Animal Defenders International


Animal Defenders International

European Union approves new alternatives to animal testing of drugs and chemicals

Posted: 27 March 2006

Animal Defenders International applauded The Scientific Advisory Committee of the European Centre for the Validation of Alternative Methods (ECVAM) for approving six new alternative testing methods that will reduce the need for certain drugs and chemicals to be tested on animals.

The new tests use cell cultures rather than animals to establish the toxicity of cancer drugs and identify contaminated drugs. The tests approved on March 21 2006 will not only reduce the number of animals needed for testing, but will also increase the accuracy of the tests, thereby making the products concerned safer.

The role of ECVAM, which is based at the European Commissionís Joint Research Centre, is to replace, refine and reduce (the so called 3Rs) methods of animal testing for cosmetics, drugs and chemicals.

One of the tests is designed to assist the dosage of some highly toxic drugs used in chemotherapy for cancer, a disease which causes almost a million deaths in the EU every year. Using bone marrow culture from mice and cord blood cells from humans, a test has been developed that will decrease the risk of a lethal overdose amongst the patients to which they are administered, a risk that cannot be identified during current preclinical testing strategies.

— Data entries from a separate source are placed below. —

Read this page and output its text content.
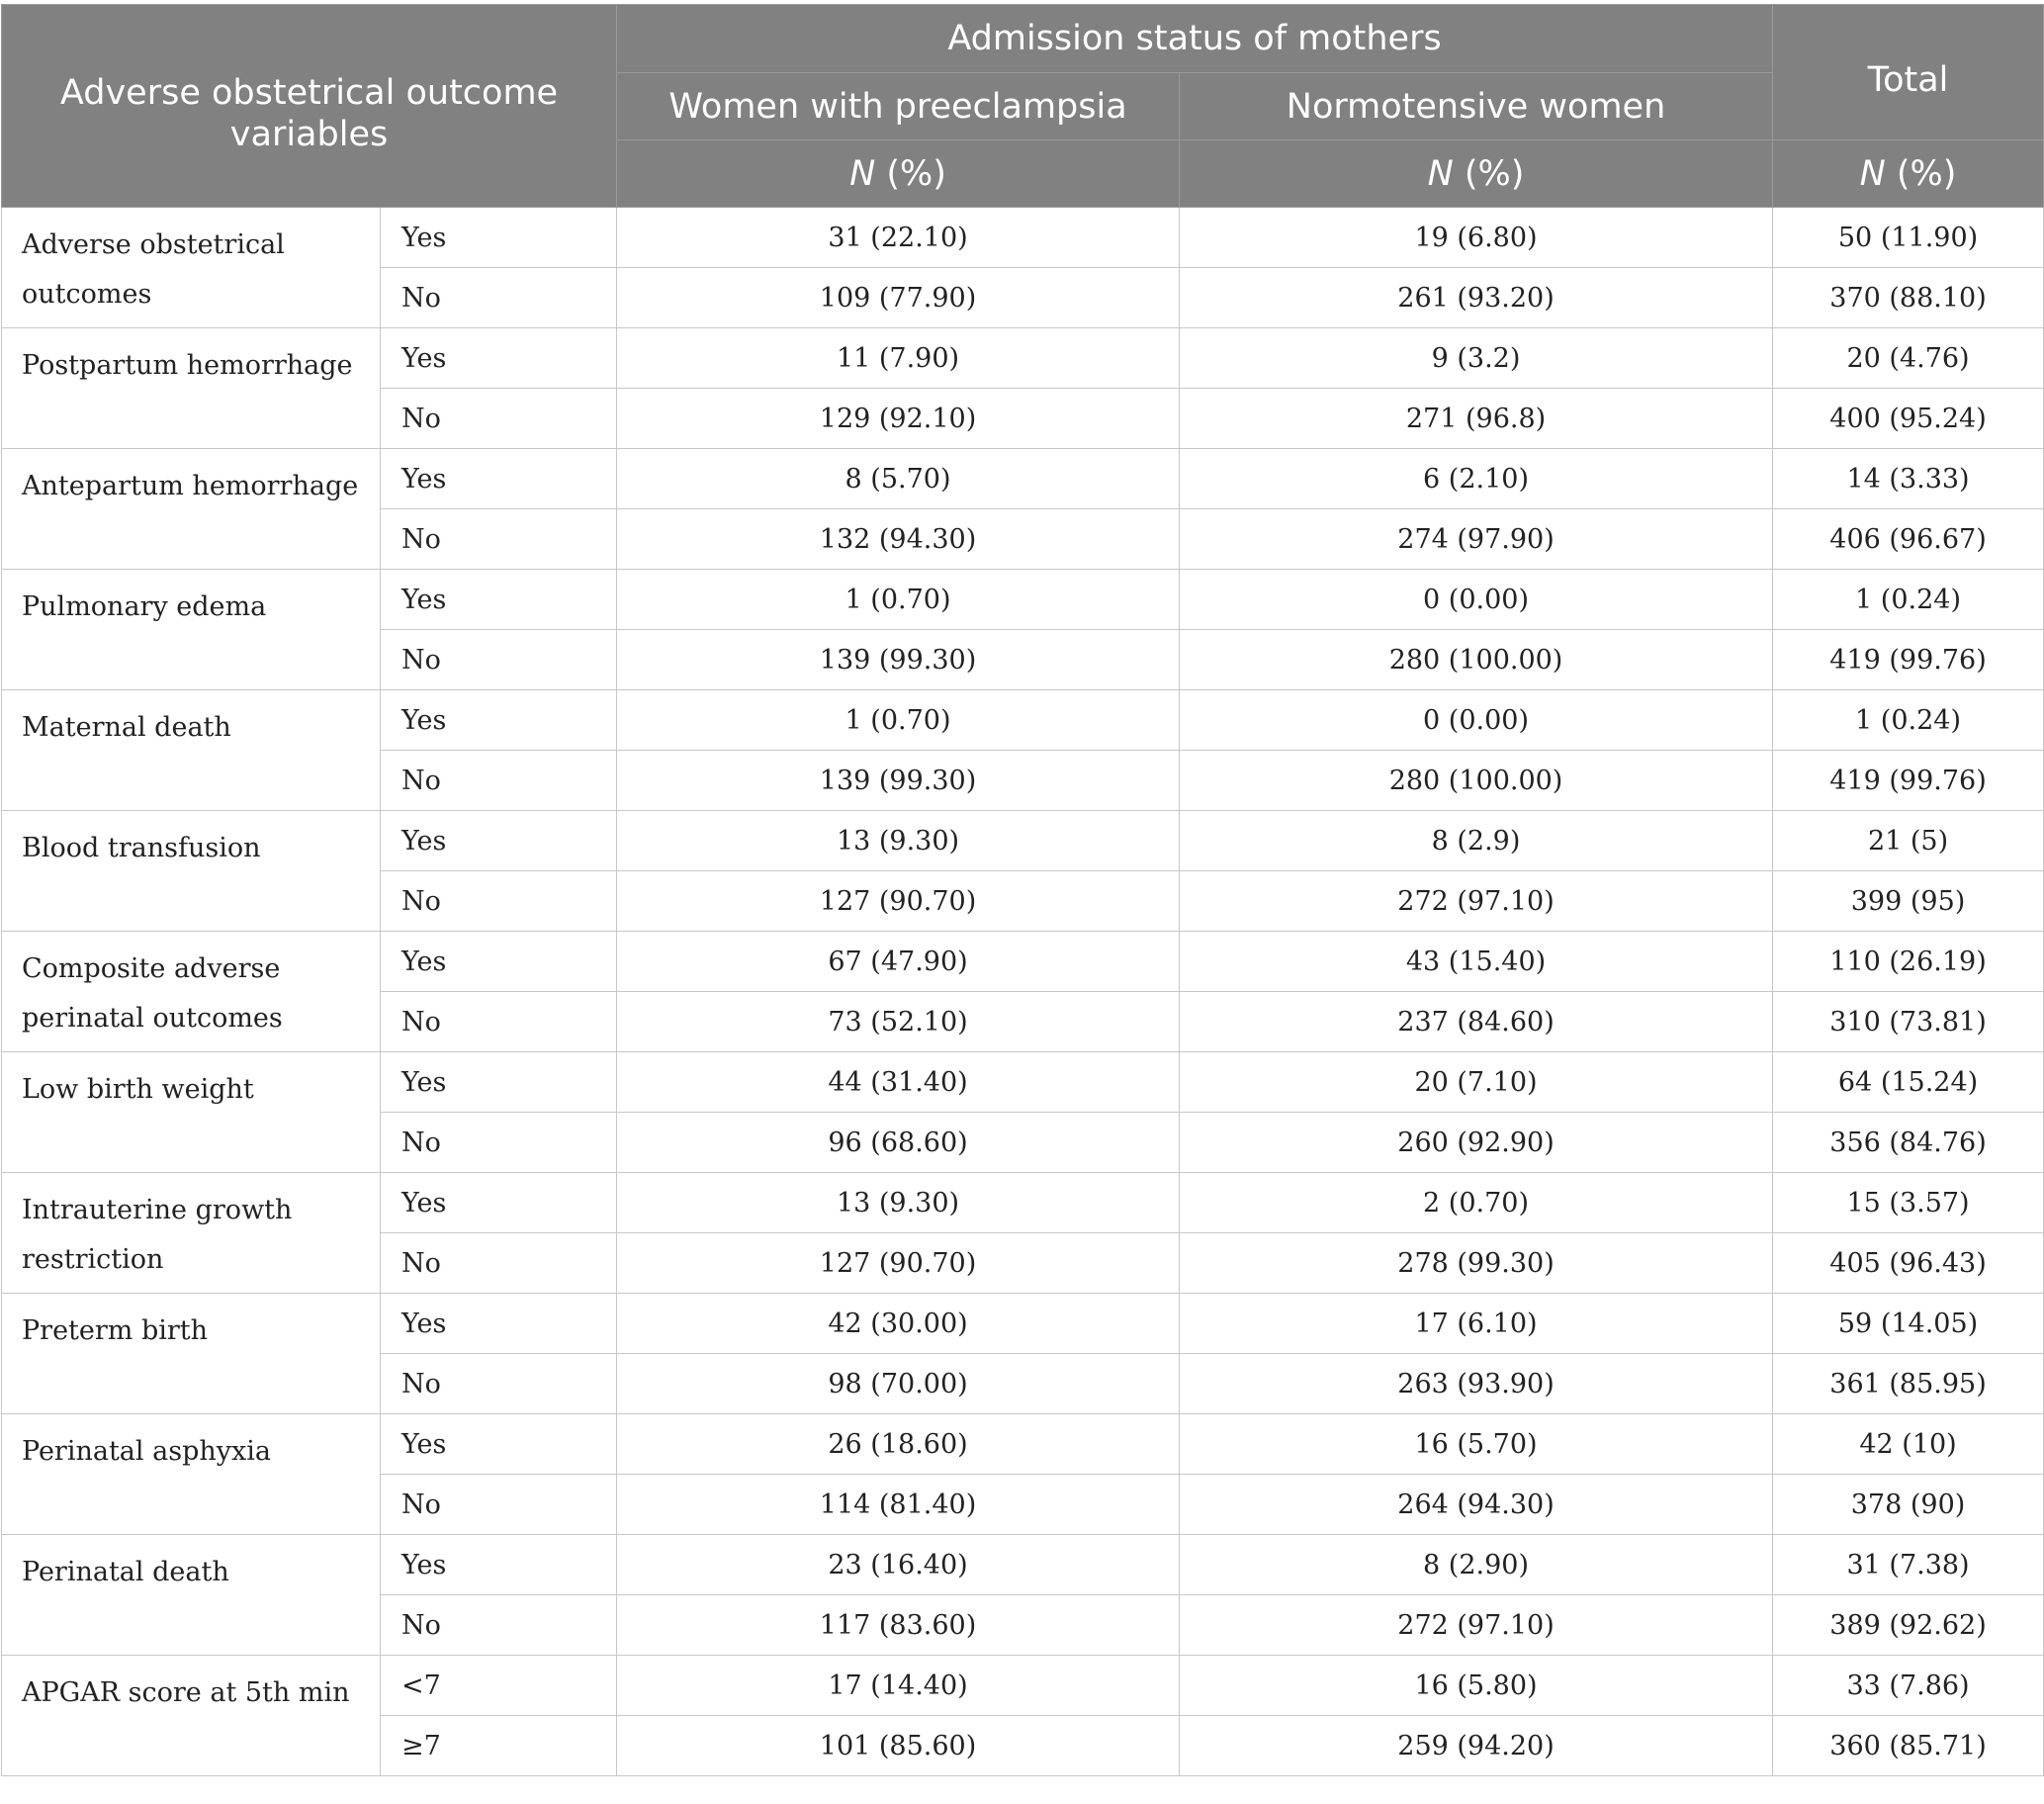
Adverse obstetrical outcome variables		Admission status of mothers		Total
		Women with preeclampsia	Normotensive women	
		N (%)	N (%)	N (%)
Adverse obstetrical outcomes	Yes	31 (22.10)	19 (6.80)	50 (11.90)
	No	109 (77.90)	261 (93.20)	370 (88.10)
Postpartum hemorrhage	Yes	11 (7.90)	9 (3.2)	20 (4.76)
	No	129 (92.10)	271 (96.8)	400 (95.24)
Antepartum hemorrhage	Yes	8 (5.70)	6 (2.10)	14 (3.33)
	No	132 (94.30)	274 (97.90)	406 (96.67)
Pulmonary edema	Yes	1 (0.70)	0 (0.00)	1 (0.24)
	No	139 (99.30)	280 (100.00)	419 (99.76)
Maternal death	Yes	1 (0.70)	0 (0.00)	1 (0.24)
	No	139 (99.30)	280 (100.00)	419 (99.76)
Blood transfusion	Yes	13 (9.30)	8 (2.9)	21 (5)
	No	127 (90.70)	272 (97.10)	399 (95)
Composite adverse perinatal outcomes	Yes	67 (47.90)	43 (15.40)	110 (26.19)
	No	73 (52.10)	237 (84.60)	310 (73.81)
Low birth weight	Yes	44 (31.40)	20 (7.10)	64 (15.24)
	No	96 (68.60)	260 (92.90)	356 (84.76)
Intrauterine growth restriction	Yes	13 (9.30)	2 (0.70)	15 (3.57)
	No	127 (90.70)	278 (99.30)	405 (96.43)
Preterm birth	Yes	42 (30.00)	17 (6.10)	59 (14.05)
	No	98 (70.00)	263 (93.90)	361 (85.95)
Perinatal asphyxia	Yes	26 (18.60)	16 (5.70)	42 (10)
	No	114 (81.40)	264 (94.30)	378 (90)
Perinatal death	Yes	23 (16.40)	8 (2.90)	31 (7.38)
	No	117 (83.60)	272 (97.10)	389 (92.62)
APGAR score at 5th min	<7	17 (14.40)	16 (5.80)	33 (7.86)
	≥7	101 (85.60)	259 (94.20)	360 (85.71)
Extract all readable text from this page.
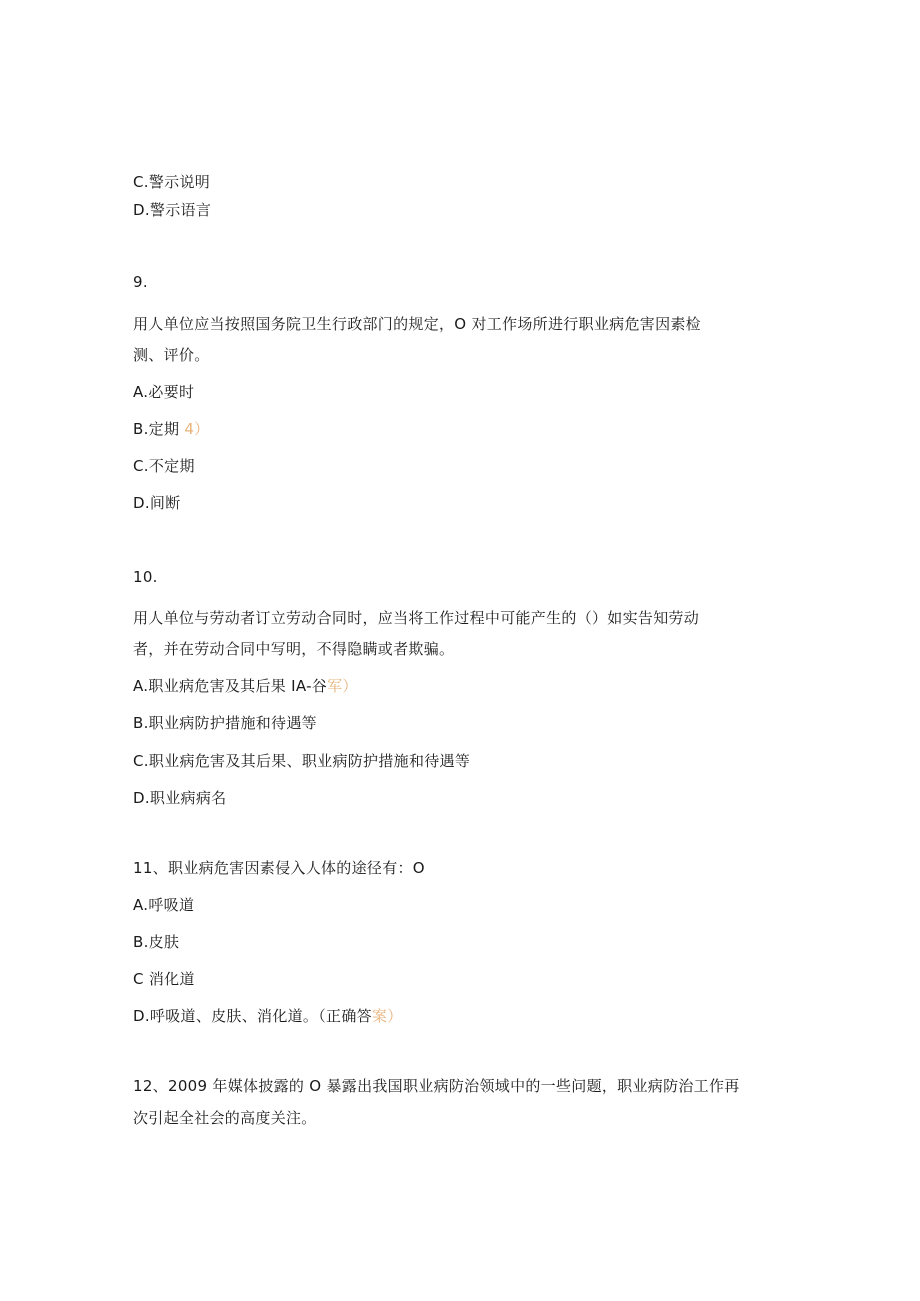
C.警示说明
D.警示语言
9.
用人单位应当按照国务院卫生行政部门的规定，O 对工作场所进行职业病危害因素检
测、评价。
A.必要时
B.定期 4）
C.不定期
D.间断
10.
用人单位与劳动者订立劳动合同时，应当将工作过程中可能产生的（）如实告知劳动
者，并在劳动合同中写明，不得隐瞒或者欺骗。
A.职业病危害及其后果 IA-谷军）
B.职业病防护措施和待遇等
C.职业病危害及其后果、职业病防护措施和待遇等
D.职业病病名
11、职业病危害因素侵入人体的途径有：O
A.呼吸道
B.皮肤
C 消化道
D.呼吸道、皮肤、消化道。（正确答案）
12、2009 年媒体披露的 O 暴露出我国职业病防治领域中的一些问题，职业病防治工作再
次引起全社会的高度关注。
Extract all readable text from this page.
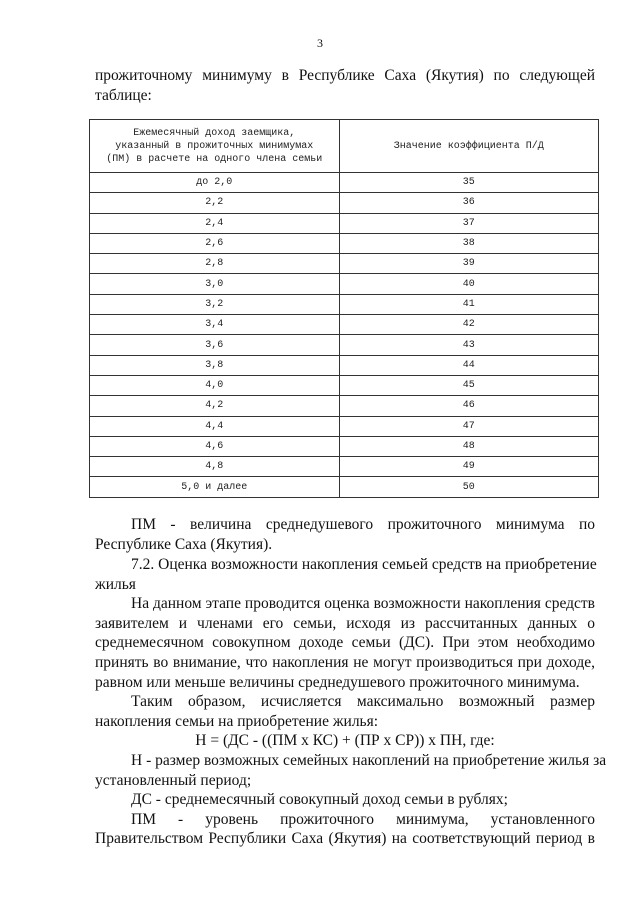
3
прожиточному минимуму в Республике Саха (Якутия) по следующей
таблице:
Ежемесячный доход заемщика,
указанный в прожиточных минимумах
(ПМ) в расчете на одного члена семьи	Значение коэффициента П/Д
до 2,0	35
2,2	36
2,4	37
2,6	38
2,8	39
3,0	40
3,2	41
3,4	42
3,6	43
3,8	44
4,0	45
4,2	46
4,4	47
4,6	48
4,8	49
5,0 и далее	50
ПМ - величина среднедушевого прожиточного минимума по
Республике Саха (Якутия).
7.2. Оценка возможности накопления семьей средств на приобретение
жилья
На данном этапе проводится оценка возможности накопления средств
заявителем и членами его семьи, исходя из рассчитанных данных о
среднемесячном совокупном доходе семьи (ДС). При этом необходимо
принять во внимание, что накопления не могут производиться при доходе,
равном или меньше величины среднедушевого прожиточного минимума.
Таким образом, исчисляется максимально возможный размер
накопления семьи на приобретение жилья:
Н = (ДС - ((ПМ х КС) + (ПР х СР)) х ПН, где:
Н - размер возможных семейных накоплений на приобретение жилья за
установленный период;
ДС - среднемесячный совокупный доход семьи в рублях;
ПМ - уровень прожиточного минимума, установленного
Правительством Республики Саха (Якутия) на соответствующий период в
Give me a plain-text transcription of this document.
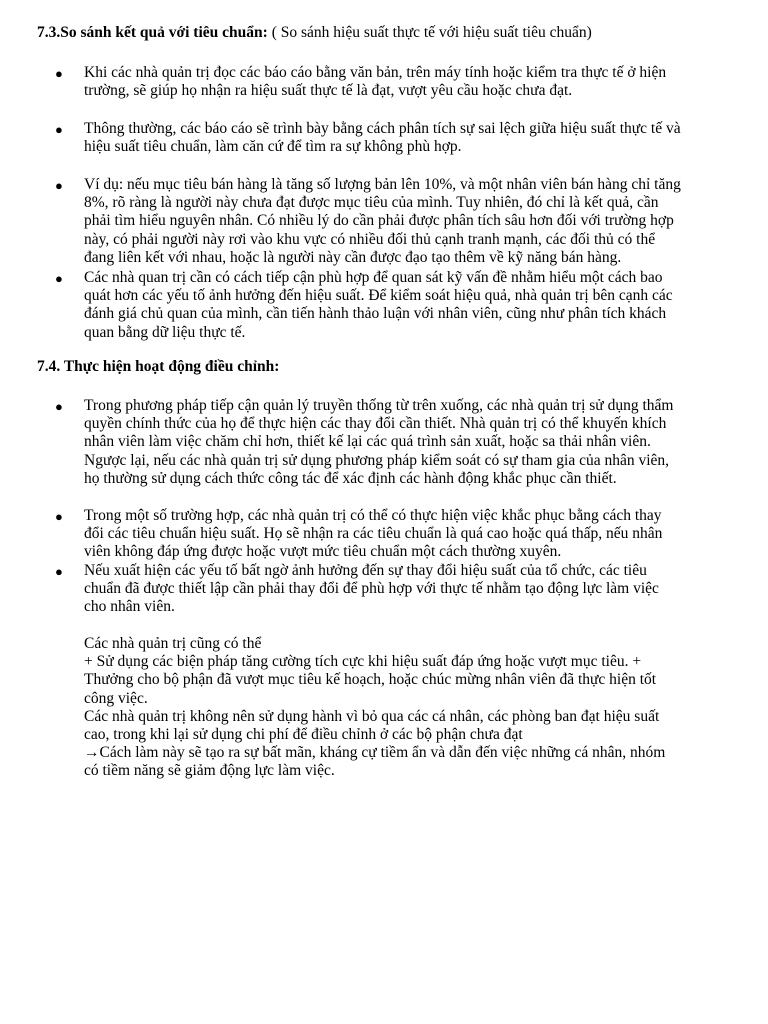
7.3.So sánh kết quả với tiêu chuẩn: ( So sánh hiệu suất thực tế với hiệu suất tiêu chuẩn)
● Khi các nhà quản trị đọc các báo cáo bằng văn bản, trên máy tính hoặc kiểm tra thực tế ở hiện
trường, sẽ giúp họ nhận ra hiệu suất thực tế là đạt, vượt yêu cầu hoặc chưa đạt.
● Thông thường, các báo cáo sẽ trình bày bằng cách phân tích sự sai lệch giữa hiệu suất thực tế và
hiệu suất tiêu chuẩn, làm căn cứ để tìm ra sự không phù hợp.
● Ví dụ: nếu mục tiêu bán hàng là tăng số lượng bản lên 10%, và một nhân viên bán hàng chỉ tăng
8%, rõ ràng là người này chưa đạt được mục tiêu của mình. Tuy nhiên, đó chỉ là kết quả, cần
phải tìm hiểu nguyên nhân. Có nhiều lý do cần phải được phân tích sâu hơn đối với trường hợp
này, có phải người này rơi vào khu vực có nhiều đối thủ cạnh tranh mạnh, các đối thủ có thể
đang liên kết với nhau, hoặc là người này cần được đạo tạo thêm về kỹ năng bán hàng.
● Các nhà quan trị cần có cách tiếp cận phù hợp để quan sát kỹ vấn đề nhằm hiểu một cách bao
quát hơn các yếu tố ảnh hưởng đến hiệu suất. Để kiểm soát hiệu quả, nhà quản trị bên cạnh các
đánh giá chủ quan của mình, cần tiến hành thảo luận với nhân viên, cũng như phân tích khách
quan bằng dữ liệu thực tế.
7.4. Thực hiện hoạt động điều chỉnh:
● Trong phương pháp tiếp cận quản lý truyền thống từ trên xuống, các nhà quản trị sử dụng thẩm
quyền chính thức của họ để thực hiện các thay đổi cần thiết. Nhà quản trị có thể khuyến khích
nhân viên làm việc chăm chỉ hơn, thiết kế lại các quá trình sản xuất, hoặc sa thải nhân viên.
Ngược lại, nếu các nhà quản trị sử dụng phương pháp kiểm soát có sự tham gia của nhân viên,
họ thường sử dụng cách thức công tác để xác định các hành động khắc phục cần thiết.
● Trong một số trường hợp, các nhà quản trị có thể có thực hiện việc khắc phục bằng cách thay
đổi các tiêu chuẩn hiệu suất. Họ sẽ nhận ra các tiêu chuẩn là quá cao hoặc quá thấp, nếu nhân
viên không đáp ứng được hoặc vượt mức tiêu chuẩn một cách thường xuyên.
● Nếu xuất hiện các yếu tố bất ngờ ảnh hưởng đến sự thay đổi hiệu suất của tổ chức, các tiêu
chuẩn đã được thiết lập cần phải thay đổi để phù hợp với thực tế nhằm tạo động lực làm việc
cho nhân viên.
Các nhà quản trị cũng có thể
+ Sử dụng các biện pháp tăng cường tích cực khi hiệu suất đáp ứng hoặc vượt mục tiêu. +
Thưởng cho bộ phận đã vượt mục tiêu kế hoạch, hoặc chúc mừng nhân viên đã thực hiện tốt
công việc.
Các nhà quản trị không nên sử dụng hành vì bỏ qua các cá nhân, các phòng ban đạt hiệu suất
cao, trong khi lại sử dụng chi phí để điều chỉnh ở các bộ phận chưa đạt
→Cách làm này sẽ tạo ra sự bất mãn, kháng cự tiềm ẩn và dẫn đến việc những cá nhân, nhóm
có tiềm năng sẽ giảm động lực làm việc.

Five of the new tests address the issue of bacteria. A drug may be sterilised, but not necessarily free from all traces of bacteria which can lead to side-effects such as fever, pain and shock.

200,000 rabbits are used every year to test the drugs before they are put on the market. The new method uses human immune cells grown in the laboratory, which can detect bacteria just as the human immune system does.

These new tests are more effective in finding contaminated drugs and will reduce the number of animals used in labs and the costs of testing.

Notes to Editors

* Tests validated by ECVAM must be approved by its Scientific Advisory Committee, composed of representatives of the 25 member states, academia, industry and animal welfare organizations before they can be used in labs across Europe.

* The work of ECVAM is funded from the EUís Research Framework Programme, with support from Member States, industry and animal welfare organisations. By using advances in scientific knowledge, ECVAM will help to increase patient safety and animal welfare.